Africa's 1980s: The Intersection of Art, Politics, Economics, and the Social

Feedback Art Africa And The 1980s.
The 1980s was a phenomenal decade in Africa. Its significance, however, has yet to be rigorously and expansively examined as an art historical inquiry and to a lesser degree, in conventional history. Feedback: Art, Africa, and the Eighties, a curatorial collaboration between the Hood Museum of Art, Dartmouth College, Hanover, New Hampshire, United States and Iwalewahaus, University of Bayreuth, Bayreuth, Germany, underscores the importance of that decade in Africa in the context of global art modernism. An in-depth, art-centered study of the 1980s in Africa, Feedback addresses the social, political, and economic realities in Africa in the 1980s through the creative visions of artists, then and now. The 1980s was a period of transition in the fields of culture and the arts as many African countries grappled with the vicious cycles of nation building; moving from the promises of political independence to the nightmarish realism of the postcolonial. From east, southern, west, north, and central Africa, the 1980s presented an increasingly dystopian vision defined by among others: social uprisings, protests, civil conflicts, coups d'état, military and civilian dictatorships, austerity measures, famine, and also marked the final demise of political colonialism in Africa, and minority rule in Southern Africa in particular. It was also the final decade of global political jousting understood as the Cold War. Many African countries, though claiming non-alignment, were a playground for the Western and Eastern blocs to try out social and political experiments often with catastrophic economic consequences. The shift from the Keynesian model of economic development to the neoliberal order in many countries at the dictate of western-based multilateral institutions such as the IMF and World Bank, understood as Structural Adjustment Programs, perhaps, more than any other factor of change, restructured the relationship between the postcolonial state and citizens and vice-versa.

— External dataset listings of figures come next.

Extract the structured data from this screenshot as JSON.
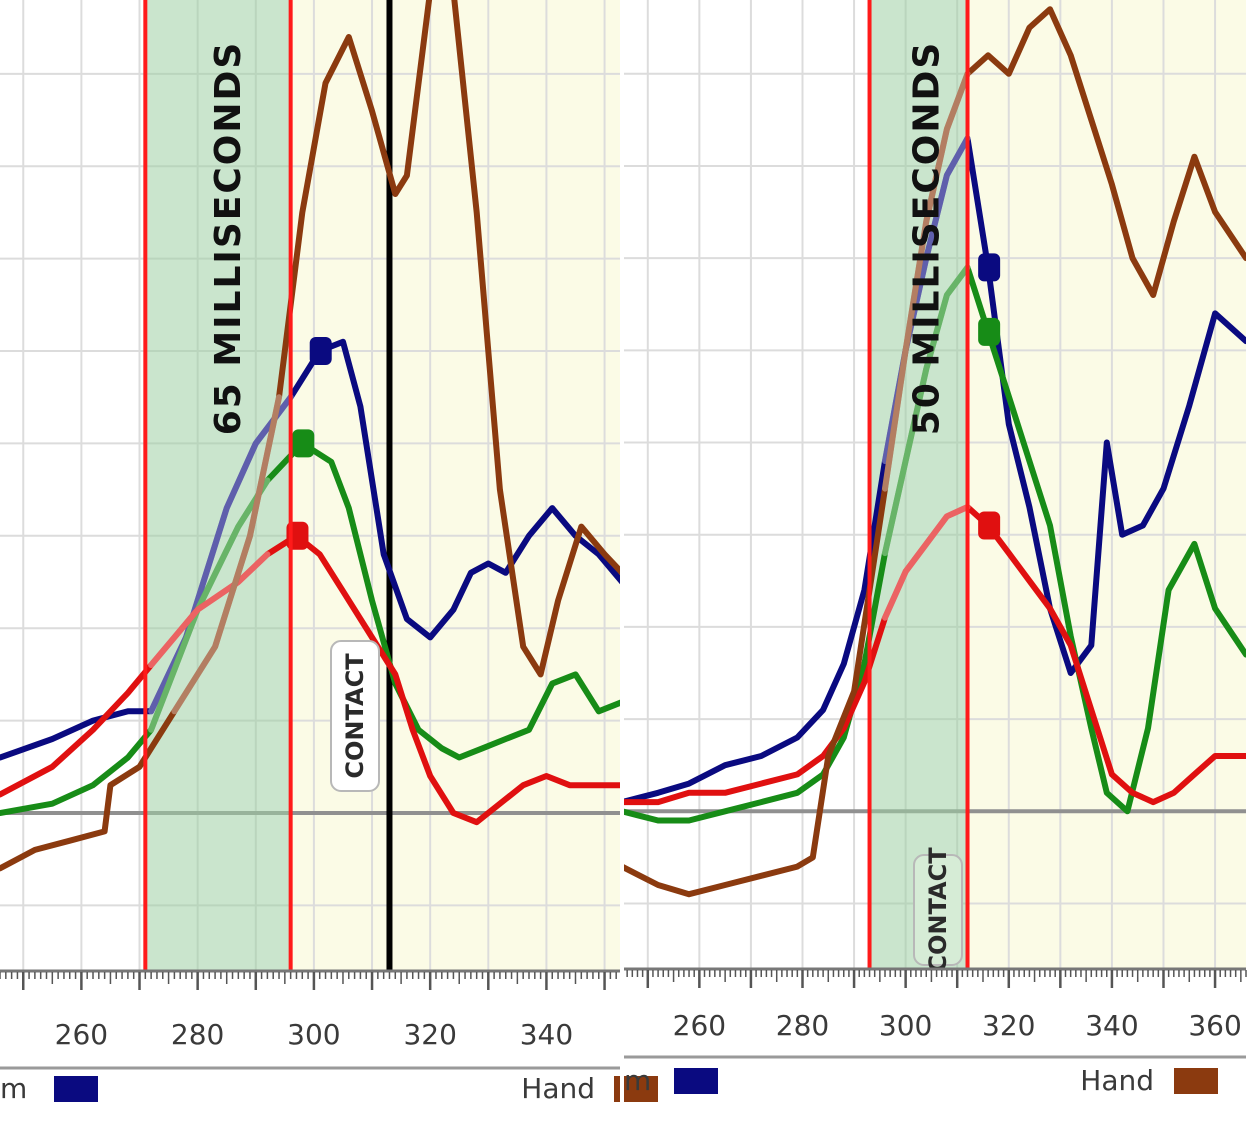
{
  "chart_data": [
    {
      "type": "line",
      "annotation_label": "65 MILLISECONDS",
      "contact_label": "CONTACT",
      "legend": [
        {
          "label": "m",
          "color": "#0a0a80"
        },
        {
          "label": "Hand",
          "color": "#8b3a0f"
        }
      ],
      "x_ticks": [
        260,
        280,
        300,
        320,
        340
      ],
      "xlim": [
        246,
        353
      ],
      "ylim": [
        -1.7,
        8.8
      ],
      "window": [
        271,
        296
      ],
      "contact_x": 313,
      "baseline": 0,
      "grid": true,
      "series": [
        {
          "color": "#0a0a80",
          "points": [
            [
              246,
              0.6
            ],
            [
              255,
              0.8
            ],
            [
              262,
              1.0
            ],
            [
              268,
              1.1
            ],
            [
              272,
              1.1
            ],
            [
              278,
              1.9
            ],
            [
              285,
              3.3
            ],
            [
              290,
              4.0
            ],
            [
              296,
              4.5
            ],
            [
              301,
              5.0
            ],
            [
              305,
              5.1
            ],
            [
              308,
              4.4
            ],
            [
              312,
              2.8
            ],
            [
              316,
              2.1
            ],
            [
              320,
              1.9
            ],
            [
              324,
              2.2
            ],
            [
              327,
              2.6
            ],
            [
              330,
              2.7
            ],
            [
              333,
              2.6
            ],
            [
              337,
              3.0
            ],
            [
              341,
              3.3
            ],
            [
              345,
              3.0
            ],
            [
              349,
              2.8
            ],
            [
              353,
              2.5
            ]
          ]
        },
        {
          "color": "#178c17",
          "points": [
            [
              246,
              0.0
            ],
            [
              255,
              0.1
            ],
            [
              262,
              0.3
            ],
            [
              268,
              0.6
            ],
            [
              272,
              0.9
            ],
            [
              280,
              2.2
            ],
            [
              287,
              3.1
            ],
            [
              292,
              3.6
            ],
            [
              298,
              4.0
            ],
            [
              303,
              3.8
            ],
            [
              306,
              3.3
            ],
            [
              310,
              2.3
            ],
            [
              314,
              1.4
            ],
            [
              318,
              0.9
            ],
            [
              322,
              0.7
            ],
            [
              325,
              0.6
            ],
            [
              329,
              0.7
            ],
            [
              333,
              0.8
            ],
            [
              337,
              0.9
            ],
            [
              341,
              1.4
            ],
            [
              345,
              1.5
            ],
            [
              349,
              1.1
            ],
            [
              353,
              1.2
            ]
          ]
        },
        {
          "color": "#e01010",
          "points": [
            [
              246,
              0.2
            ],
            [
              255,
              0.5
            ],
            [
              262,
              0.9
            ],
            [
              268,
              1.3
            ],
            [
              272,
              1.6
            ],
            [
              280,
              2.2
            ],
            [
              287,
              2.5
            ],
            [
              292,
              2.8
            ],
            [
              297,
              3.0
            ],
            [
              301,
              2.8
            ],
            [
              305,
              2.4
            ],
            [
              310,
              1.9
            ],
            [
              314,
              1.5
            ],
            [
              317,
              0.9
            ],
            [
              320,
              0.4
            ],
            [
              324,
              0.0
            ],
            [
              328,
              -0.1
            ],
            [
              332,
              0.1
            ],
            [
              336,
              0.3
            ],
            [
              340,
              0.4
            ],
            [
              344,
              0.3
            ],
            [
              349,
              0.3
            ],
            [
              353,
              0.3
            ]
          ]
        },
        {
          "color": "#8b3a0f",
          "points": [
            [
              246,
              -0.6
            ],
            [
              252,
              -0.4
            ],
            [
              258,
              -0.3
            ],
            [
              264,
              -0.2
            ],
            [
              265,
              0.3
            ],
            [
              270,
              0.5
            ],
            [
              276,
              1.1
            ],
            [
              283,
              1.8
            ],
            [
              289,
              3.0
            ],
            [
              294,
              4.5
            ],
            [
              298,
              6.5
            ],
            [
              302,
              7.9
            ],
            [
              306,
              8.4
            ],
            [
              310,
              7.6
            ],
            [
              314,
              6.7
            ],
            [
              316,
              6.9
            ],
            [
              320,
              8.9
            ],
            [
              324,
              8.9
            ],
            [
              328,
              6.5
            ],
            [
              332,
              3.5
            ],
            [
              336,
              1.8
            ],
            [
              339,
              1.5
            ],
            [
              342,
              2.3
            ],
            [
              346,
              3.1
            ],
            [
              350,
              2.8
            ],
            [
              353,
              2.6
            ]
          ]
        }
      ]
    },
    {
      "type": "line",
      "annotation_label": "50 MILLISECONDS",
      "contact_label": "CONTACT",
      "legend": [
        {
          "label": "m",
          "color": "#0a0a80"
        },
        {
          "label": "Hand",
          "color": "#8b3a0f"
        }
      ],
      "x_ticks": [
        260,
        280,
        300,
        320,
        340,
        360
      ],
      "xlim": [
        245,
        366
      ],
      "ylim": [
        -1.7,
        8.8
      ],
      "window": [
        293,
        312
      ],
      "baseline": 0,
      "grid": true,
      "series": [
        {
          "color": "#0a0a80",
          "points": [
            [
              245,
              0.1
            ],
            [
              252,
              0.2
            ],
            [
              258,
              0.3
            ],
            [
              265,
              0.5
            ],
            [
              272,
              0.6
            ],
            [
              279,
              0.8
            ],
            [
              284,
              1.1
            ],
            [
              288,
              1.6
            ],
            [
              292,
              2.4
            ],
            [
              296,
              3.8
            ],
            [
              300,
              5.0
            ],
            [
              304,
              6.0
            ],
            [
              308,
              6.9
            ],
            [
              312,
              7.3
            ],
            [
              316,
              5.9
            ],
            [
              320,
              4.2
            ],
            [
              324,
              3.3
            ],
            [
              328,
              2.2
            ],
            [
              332,
              1.5
            ],
            [
              336,
              1.8
            ],
            [
              339,
              4.0
            ],
            [
              342,
              3.0
            ],
            [
              346,
              3.1
            ],
            [
              350,
              3.5
            ],
            [
              355,
              4.4
            ],
            [
              360,
              5.4
            ],
            [
              366,
              5.1
            ]
          ]
        },
        {
          "color": "#178c17",
          "points": [
            [
              245,
              0.0
            ],
            [
              252,
              -0.1
            ],
            [
              258,
              -0.1
            ],
            [
              265,
              0.0
            ],
            [
              272,
              0.1
            ],
            [
              279,
              0.2
            ],
            [
              284,
              0.4
            ],
            [
              288,
              0.8
            ],
            [
              292,
              1.6
            ],
            [
              296,
              2.8
            ],
            [
              300,
              3.8
            ],
            [
              304,
              4.8
            ],
            [
              308,
              5.6
            ],
            [
              312,
              5.9
            ],
            [
              316,
              5.2
            ],
            [
              320,
              4.5
            ],
            [
              324,
              3.8
            ],
            [
              328,
              3.1
            ],
            [
              332,
              1.9
            ],
            [
              336,
              0.9
            ],
            [
              339,
              0.2
            ],
            [
              343,
              0.0
            ],
            [
              347,
              0.9
            ],
            [
              351,
              2.4
            ],
            [
              356,
              2.9
            ],
            [
              360,
              2.2
            ],
            [
              366,
              1.7
            ]
          ]
        },
        {
          "color": "#e01010",
          "points": [
            [
              245,
              0.1
            ],
            [
              252,
              0.1
            ],
            [
              258,
              0.2
            ],
            [
              265,
              0.2
            ],
            [
              272,
              0.3
            ],
            [
              279,
              0.4
            ],
            [
              284,
              0.6
            ],
            [
              288,
              0.9
            ],
            [
              292,
              1.4
            ],
            [
              296,
              2.1
            ],
            [
              300,
              2.6
            ],
            [
              304,
              2.9
            ],
            [
              308,
              3.2
            ],
            [
              312,
              3.3
            ],
            [
              316,
              3.1
            ],
            [
              320,
              2.8
            ],
            [
              324,
              2.5
            ],
            [
              328,
              2.2
            ],
            [
              332,
              1.8
            ],
            [
              336,
              1.1
            ],
            [
              340,
              0.4
            ],
            [
              344,
              0.2
            ],
            [
              348,
              0.1
            ],
            [
              352,
              0.2
            ],
            [
              356,
              0.4
            ],
            [
              360,
              0.6
            ],
            [
              366,
              0.6
            ]
          ]
        },
        {
          "color": "#8b3a0f",
          "points": [
            [
              245,
              -0.6
            ],
            [
              252,
              -0.8
            ],
            [
              258,
              -0.9
            ],
            [
              265,
              -0.8
            ],
            [
              272,
              -0.7
            ],
            [
              279,
              -0.6
            ],
            [
              282,
              -0.5
            ],
            [
              285,
              0.6
            ],
            [
              290,
              1.3
            ],
            [
              296,
              3.5
            ],
            [
              300,
              5.0
            ],
            [
              304,
              6.4
            ],
            [
              308,
              7.4
            ],
            [
              312,
              8.0
            ],
            [
              316,
              8.2
            ],
            [
              320,
              8.0
            ],
            [
              324,
              8.5
            ],
            [
              328,
              8.7
            ],
            [
              332,
              8.2
            ],
            [
              336,
              7.5
            ],
            [
              340,
              6.8
            ],
            [
              344,
              6.0
            ],
            [
              348,
              5.6
            ],
            [
              352,
              6.4
            ],
            [
              356,
              7.1
            ],
            [
              360,
              6.5
            ],
            [
              366,
              6.0
            ]
          ]
        }
      ]
    }
  ]
}
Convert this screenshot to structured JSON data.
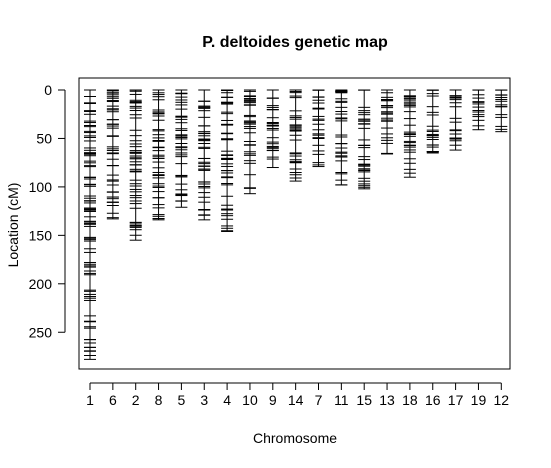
{
  "chart_data": {
    "type": "genetic-map",
    "title": "P. deltoides genetic map",
    "xlabel": "Chromosome",
    "ylabel": "Location (cM)",
    "ylim": [
      0,
      290
    ],
    "y_reversed": true,
    "yticks": [
      0,
      50,
      100,
      150,
      200,
      250
    ],
    "grid": false,
    "legend": "none",
    "chromosomes": [
      {
        "name": "1",
        "length": 278
      },
      {
        "name": "6",
        "length": 133
      },
      {
        "name": "2",
        "length": 155
      },
      {
        "name": "8",
        "length": 134
      },
      {
        "name": "5",
        "length": 121
      },
      {
        "name": "3",
        "length": 134
      },
      {
        "name": "4",
        "length": 146
      },
      {
        "name": "10",
        "length": 107
      },
      {
        "name": "9",
        "length": 80
      },
      {
        "name": "14",
        "length": 94
      },
      {
        "name": "7",
        "length": 79
      },
      {
        "name": "11",
        "length": 98
      },
      {
        "name": "15",
        "length": 102
      },
      {
        "name": "13",
        "length": 66
      },
      {
        "name": "18",
        "length": 90
      },
      {
        "name": "16",
        "length": 65
      },
      {
        "name": "17",
        "length": 62
      },
      {
        "name": "19",
        "length": 41
      },
      {
        "name": "12",
        "length": 43
      }
    ]
  }
}
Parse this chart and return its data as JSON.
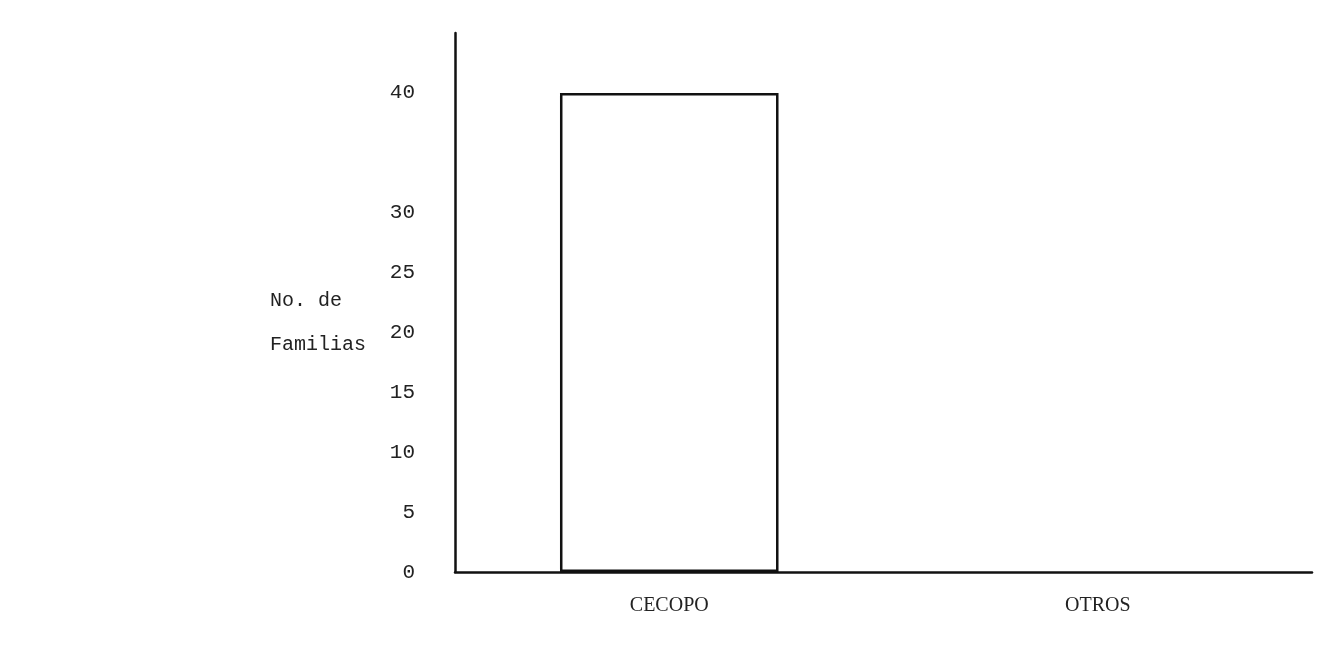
{
  "chart_data": {
    "type": "bar",
    "ylabel": "No. de Familias",
    "categories": [
      "CECOPO",
      "OTROS"
    ],
    "values": [
      40,
      0
    ],
    "color": "#ffffff",
    "ylim": [
      0,
      45
    ],
    "yticks": [
      0,
      5,
      10,
      15,
      20,
      25,
      30,
      40
    ],
    "grid": false
  }
}
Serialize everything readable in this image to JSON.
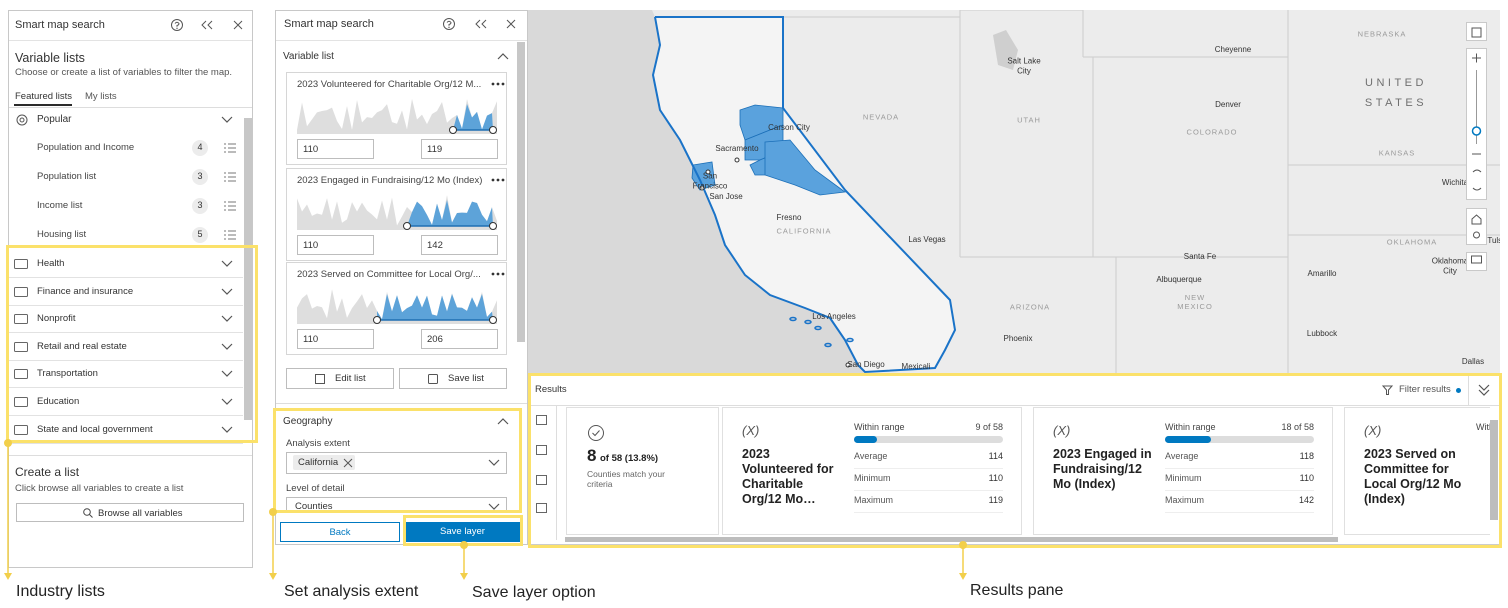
{
  "left_panel": {
    "title": "Smart map search",
    "heading": "Variable lists",
    "description": "Choose or create a list of variables to filter the map.",
    "tabs": [
      "Featured lists",
      "My lists"
    ],
    "popular": "Popular",
    "popular_items": [
      {
        "label": "Population and Income",
        "count": 4
      },
      {
        "label": "Population list",
        "count": 3
      },
      {
        "label": "Income list",
        "count": 3
      },
      {
        "label": "Housing list",
        "count": 5
      }
    ],
    "categories": [
      "Health",
      "Finance and insurance",
      "Nonprofit",
      "Retail and real estate",
      "Transportation",
      "Education",
      "State and local government"
    ],
    "create_title": "Create a list",
    "create_description": "Click browse all variables to create a list",
    "browse_button": "Browse all variables"
  },
  "middle_panel": {
    "title": "Smart map search",
    "section": "Variable list",
    "variables": [
      {
        "title": "2023 Volunteered for Charitable Org/12 M...",
        "min": 110,
        "max": 119
      },
      {
        "title": "2023 Engaged in Fundraising/12 Mo (Index)",
        "min": 110,
        "max": 142
      },
      {
        "title": "2023 Served on Committee for Local Org/...",
        "min": 110,
        "max": 206
      }
    ],
    "edit_button": "Edit list",
    "save_list_button": "Save list",
    "geography": {
      "title": "Geography",
      "extent_label": "Analysis extent",
      "extent": "California",
      "detail_label": "Level of detail",
      "detail": "Counties"
    },
    "back_button": "Back",
    "save_layer_button": "Save layer"
  },
  "map": {
    "labels": [
      {
        "text": "Cheyenne",
        "kind": "city"
      },
      {
        "text": "Salt Lake City",
        "kind": "city"
      },
      {
        "text": "UTAH",
        "kind": "state"
      },
      {
        "text": "NEVADA",
        "kind": "state"
      },
      {
        "text": "Carson City",
        "kind": "city"
      },
      {
        "text": "Sacramento",
        "kind": "city"
      },
      {
        "text": "San Francisco",
        "kind": "city"
      },
      {
        "text": "San Jose",
        "kind": "city"
      },
      {
        "text": "Fresno",
        "kind": "city"
      },
      {
        "text": "CALIFORNIA",
        "kind": "state"
      },
      {
        "text": "Las Vegas",
        "kind": "city"
      },
      {
        "text": "Denver",
        "kind": "city"
      },
      {
        "text": "COLORADO",
        "kind": "state"
      },
      {
        "text": "NEBRASKA",
        "kind": "state"
      },
      {
        "text": "UNITED STATES",
        "kind": "country"
      },
      {
        "text": "KANSAS",
        "kind": "state"
      },
      {
        "text": "Wichita",
        "kind": "city"
      },
      {
        "text": "Santa Fe",
        "kind": "city"
      },
      {
        "text": "Albuquerque",
        "kind": "city"
      },
      {
        "text": "NEW MEXICO",
        "kind": "state"
      },
      {
        "text": "OKLAHOMA",
        "kind": "state"
      },
      {
        "text": "Oklahoma City",
        "kind": "city"
      },
      {
        "text": "Tulsa",
        "kind": "city"
      },
      {
        "text": "Amarillo",
        "kind": "city"
      },
      {
        "text": "ARIZONA",
        "kind": "state"
      },
      {
        "text": "Phoenix",
        "kind": "city"
      },
      {
        "text": "Lubbock",
        "kind": "city"
      },
      {
        "text": "Los Angeles",
        "kind": "city"
      },
      {
        "text": "San Diego",
        "kind": "city"
      },
      {
        "text": "Mexicali",
        "kind": "city"
      },
      {
        "text": "Dallas",
        "kind": "city"
      }
    ]
  },
  "results": {
    "title": "Results",
    "filter": "Filter results",
    "count": 8,
    "count_detail": {
      "value": 58,
      "label": "of 58 (13.8%)"
    },
    "count_caption": "Counties match your criteria",
    "variables": [
      {
        "symbol": "(X)",
        "title": "2023 Volunteered for Charitable Org/12 Mo…",
        "within_label": "Within range",
        "within": {
          "value": 9,
          "label": "9 of 58"
        },
        "stats": [
          {
            "label": "Average",
            "value": 114
          },
          {
            "label": "Minimum",
            "value": 110
          },
          {
            "label": "Maximum",
            "value": 119
          }
        ]
      },
      {
        "symbol": "(X)",
        "title": "2023 Engaged in Fundraising/12 Mo (Index)",
        "within_label": "Within range",
        "within": {
          "value": 18,
          "label": "18 of 58"
        },
        "stats": [
          {
            "label": "Average",
            "value": 118
          },
          {
            "label": "Minimum",
            "value": 110
          },
          {
            "label": "Maximum",
            "value": 142
          }
        ]
      },
      {
        "symbol": "(X)",
        "title": "2023 Served on Committee for Local Org/12 Mo (Index)",
        "within_label": "Within range"
      }
    ]
  },
  "annotations": [
    "Industry lists",
    "Set analysis extent",
    "Save layer option",
    "Results pane"
  ]
}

To try to explain the significance of that period in Africa's political history and art historical scholarship, the exhibition considers artists' responses to or engagement with some of the aforementioned key events that defined the decade. The impact of these events in shaping material conditions in Africa starting in the 1980s must not be understated. In contrast to the early postcolonial decades of the 1960s and 1970s, when African modernist artists embraced a decolonizing aesthetic that involved strategic appropriations and the combination of indigenous and external art traditions as part of the collective attempt at nation-building, in the 1980s several artists began to address the failures of the postcolonial state. The focus on social, political, and economic issues, in addition to responses to globalization and international mobility, subsequently gave rise to new forms of artistic production in Africa, especially from the 1990s onward.
The exhibition's complex narrative highlights a tapestry of perspectives in works by artists at different stages in their professional careers, drawn from countries spread across East, North, West, Central, and Southern Africa. Some of the artists were very young in the 1980s and explore the decade from a temporal and critical distance, albeit subjectively. Their contemporary responses is presented in dialogue with works produced during the 1980s. With this curatorial approach, Feedback maps the trajectory of artistic vocabularies and complementary discourses in the 1980s, tracing its impact on post-1990 contemporary African art through the works of an exciting array of artists.
Ugochukwu-Smooth C. Nzewi is Curator of Feedback: Art, Africa, and the Eighties and Senior Researcher in the Project African Art History and the Formation of a Modern Aesthetic. Nzewi is also the Curator of African Art at the Hood Museum, Dartmouth College, New Hampshire, USA.